Achetez une oeuvre contemporaine (si vous en avez les moyens)

Les musées, les galeries d'art, et les artistes visuels, ont quant à eux investis Instagram, faisant du réseau social une grande galerie d'art virtuelle, où vous pourrez autant découvrir les expositions qui ont fermé leurs portes au début du confinement que des œuvres conçues pour l'occasion.

Dans le milieu des arts plastiques ou de la photographies, la situation est compliquée. Pas d'expositions possibles jusqu’à présent, des collectionneurs d'art privés de grandes foires, les artistes reprennent l'initiative. Ils ont pour certains contribué à l'effort collectif, en organisant des ventes d’œuvres au profit de la fondation des Hôpitaux de Paris par exemple ou pour la lutte contre le virus en général.

Mais vous pouvez aussi faire quelque chose pour eux. Suivez l'opération #lesamisdesartistes. Il s'agit d'une action solidaire en direction des artistes et également entre les artistes, un projet de vente via les réseaux sociaux Instagram, et Facebook. Dans ce cadre, 70% des recettes reviennent aux artistes en direct, 30% vont à des associations qui soutiennent des artistes. La viralité de cette action sur le web en seulement quelques jours en fait déjà tout son succès !

Autre opération pour aider les créateurs : une vente aux enchères en ligne #soutiensUnArtiste. Elle a lieu jusqu’à mercredi 15h. Vous pouvez acheter les œuvres d'artistes solidaires avec les plus précaires et les œuvres d'artistes qui ont un besoin urgent de faire rentrer un peu d’argent. Environ 450 œuvres seront présentées sur le site rouillac.com.

À Paris, les galeristes préparent aussi plusieurs initiatives. Du 23 mai au 14 août la galerie Perrotin invite 26 galeries parisiennes à présenter une sélection de leurs artistes.
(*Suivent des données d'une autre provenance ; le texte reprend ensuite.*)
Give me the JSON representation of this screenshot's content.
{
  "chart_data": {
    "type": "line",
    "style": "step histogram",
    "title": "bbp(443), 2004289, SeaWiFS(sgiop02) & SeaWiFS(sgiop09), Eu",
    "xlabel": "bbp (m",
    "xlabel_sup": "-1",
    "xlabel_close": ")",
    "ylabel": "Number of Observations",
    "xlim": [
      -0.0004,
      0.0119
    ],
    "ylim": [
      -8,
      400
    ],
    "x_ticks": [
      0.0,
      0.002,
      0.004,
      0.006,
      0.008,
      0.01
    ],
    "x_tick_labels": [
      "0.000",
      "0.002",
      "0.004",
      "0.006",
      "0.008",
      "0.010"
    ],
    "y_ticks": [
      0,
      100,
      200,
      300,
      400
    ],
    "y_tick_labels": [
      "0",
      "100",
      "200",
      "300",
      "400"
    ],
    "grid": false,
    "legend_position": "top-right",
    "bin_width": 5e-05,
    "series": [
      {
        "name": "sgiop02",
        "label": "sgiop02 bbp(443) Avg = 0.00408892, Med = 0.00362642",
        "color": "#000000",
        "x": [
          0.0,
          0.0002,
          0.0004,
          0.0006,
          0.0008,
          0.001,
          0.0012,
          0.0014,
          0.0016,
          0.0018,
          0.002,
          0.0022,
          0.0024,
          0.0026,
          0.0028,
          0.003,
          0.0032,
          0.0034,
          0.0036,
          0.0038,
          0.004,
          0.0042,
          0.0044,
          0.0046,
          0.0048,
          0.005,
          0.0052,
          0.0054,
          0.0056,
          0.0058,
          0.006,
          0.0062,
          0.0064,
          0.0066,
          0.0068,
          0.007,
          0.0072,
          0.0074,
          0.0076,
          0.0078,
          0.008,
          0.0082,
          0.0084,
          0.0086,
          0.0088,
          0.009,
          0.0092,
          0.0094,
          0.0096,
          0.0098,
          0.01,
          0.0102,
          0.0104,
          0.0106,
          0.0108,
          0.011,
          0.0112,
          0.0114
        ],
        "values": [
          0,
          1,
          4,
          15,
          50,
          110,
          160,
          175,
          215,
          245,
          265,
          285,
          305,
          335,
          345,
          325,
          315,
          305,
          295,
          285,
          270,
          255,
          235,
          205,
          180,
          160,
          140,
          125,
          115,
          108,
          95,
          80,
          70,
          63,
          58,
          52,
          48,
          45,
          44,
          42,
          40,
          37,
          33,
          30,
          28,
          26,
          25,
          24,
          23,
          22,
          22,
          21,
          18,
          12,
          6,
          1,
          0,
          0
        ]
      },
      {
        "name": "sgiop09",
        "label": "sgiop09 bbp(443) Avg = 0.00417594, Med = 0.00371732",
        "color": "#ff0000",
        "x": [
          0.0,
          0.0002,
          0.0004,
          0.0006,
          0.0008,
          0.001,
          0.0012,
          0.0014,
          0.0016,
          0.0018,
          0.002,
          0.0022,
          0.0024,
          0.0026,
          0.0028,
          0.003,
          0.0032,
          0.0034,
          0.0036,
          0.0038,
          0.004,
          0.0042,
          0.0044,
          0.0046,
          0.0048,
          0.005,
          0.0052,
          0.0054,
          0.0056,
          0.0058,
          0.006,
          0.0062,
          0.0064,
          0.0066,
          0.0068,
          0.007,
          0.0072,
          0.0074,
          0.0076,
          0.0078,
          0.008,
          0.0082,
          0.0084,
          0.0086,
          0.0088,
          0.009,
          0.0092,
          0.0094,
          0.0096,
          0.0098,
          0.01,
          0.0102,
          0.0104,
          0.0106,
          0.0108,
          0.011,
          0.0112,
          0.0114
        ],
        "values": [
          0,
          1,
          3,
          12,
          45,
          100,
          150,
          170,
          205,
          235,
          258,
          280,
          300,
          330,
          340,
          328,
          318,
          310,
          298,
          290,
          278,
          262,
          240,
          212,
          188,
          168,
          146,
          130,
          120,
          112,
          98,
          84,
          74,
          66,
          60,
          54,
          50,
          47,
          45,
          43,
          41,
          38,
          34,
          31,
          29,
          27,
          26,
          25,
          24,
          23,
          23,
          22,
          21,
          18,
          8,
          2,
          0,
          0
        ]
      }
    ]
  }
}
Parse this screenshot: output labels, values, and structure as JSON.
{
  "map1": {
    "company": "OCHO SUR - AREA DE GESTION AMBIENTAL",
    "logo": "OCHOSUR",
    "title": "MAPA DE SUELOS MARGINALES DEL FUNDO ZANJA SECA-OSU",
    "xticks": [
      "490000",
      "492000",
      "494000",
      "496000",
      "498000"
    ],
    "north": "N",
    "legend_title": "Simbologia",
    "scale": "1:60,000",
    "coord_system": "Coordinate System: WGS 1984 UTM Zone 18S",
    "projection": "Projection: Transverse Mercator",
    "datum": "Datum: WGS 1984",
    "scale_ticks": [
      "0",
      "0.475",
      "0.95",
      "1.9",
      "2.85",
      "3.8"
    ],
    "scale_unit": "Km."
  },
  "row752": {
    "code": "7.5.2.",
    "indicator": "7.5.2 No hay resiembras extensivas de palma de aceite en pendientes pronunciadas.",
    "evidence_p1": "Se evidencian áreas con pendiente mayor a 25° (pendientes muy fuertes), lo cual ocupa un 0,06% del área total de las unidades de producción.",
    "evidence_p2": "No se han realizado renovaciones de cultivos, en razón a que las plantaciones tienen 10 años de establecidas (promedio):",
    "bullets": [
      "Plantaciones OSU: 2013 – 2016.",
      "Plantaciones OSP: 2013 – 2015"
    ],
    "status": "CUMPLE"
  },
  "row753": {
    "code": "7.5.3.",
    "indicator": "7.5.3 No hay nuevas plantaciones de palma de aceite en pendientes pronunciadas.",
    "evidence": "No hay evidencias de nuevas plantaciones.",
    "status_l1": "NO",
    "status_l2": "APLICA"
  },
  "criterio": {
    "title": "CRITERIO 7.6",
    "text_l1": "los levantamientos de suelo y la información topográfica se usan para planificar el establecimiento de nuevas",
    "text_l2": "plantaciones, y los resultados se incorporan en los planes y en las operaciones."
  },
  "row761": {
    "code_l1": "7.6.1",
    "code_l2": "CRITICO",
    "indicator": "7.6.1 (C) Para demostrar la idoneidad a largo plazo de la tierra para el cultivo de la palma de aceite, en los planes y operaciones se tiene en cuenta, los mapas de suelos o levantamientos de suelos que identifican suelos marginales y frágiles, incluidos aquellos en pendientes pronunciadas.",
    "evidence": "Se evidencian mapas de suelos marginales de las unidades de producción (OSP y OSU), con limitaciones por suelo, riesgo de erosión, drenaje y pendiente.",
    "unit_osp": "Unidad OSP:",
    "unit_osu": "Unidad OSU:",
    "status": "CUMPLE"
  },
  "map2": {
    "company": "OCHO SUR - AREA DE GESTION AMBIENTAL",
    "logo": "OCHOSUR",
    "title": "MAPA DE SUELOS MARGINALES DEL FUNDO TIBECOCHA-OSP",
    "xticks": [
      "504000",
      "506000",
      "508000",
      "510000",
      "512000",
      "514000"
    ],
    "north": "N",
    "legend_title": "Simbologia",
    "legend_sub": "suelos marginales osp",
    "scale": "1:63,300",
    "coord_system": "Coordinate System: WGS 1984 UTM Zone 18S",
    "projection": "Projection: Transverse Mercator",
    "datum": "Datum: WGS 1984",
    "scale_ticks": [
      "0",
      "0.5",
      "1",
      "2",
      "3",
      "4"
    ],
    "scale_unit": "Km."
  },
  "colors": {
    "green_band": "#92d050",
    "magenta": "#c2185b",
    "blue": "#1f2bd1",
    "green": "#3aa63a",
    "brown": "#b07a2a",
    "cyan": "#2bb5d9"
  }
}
Quatre présentations consécutives par groupes de 6 ou 7 galeries, d’une durée de deux semaines chacune, seront à découvrir à l'espace Saint-Claude. "Avec cette initiative nous voulons célébrer l’importance d’expérimenter en réel les œuvres d’art" explique-t-on chez Perrotin.

Par ailleurs, l’association Paris Gallery MAP liste et met en valeur une sélection de galeries qui compte aujourd’hui plus de 80 membres. Du 2 au 5 juillet, le Paris Gallery Weekend réunira une cinquantaine de professionnels. Derrière le galeriste, un ou une artiste espère.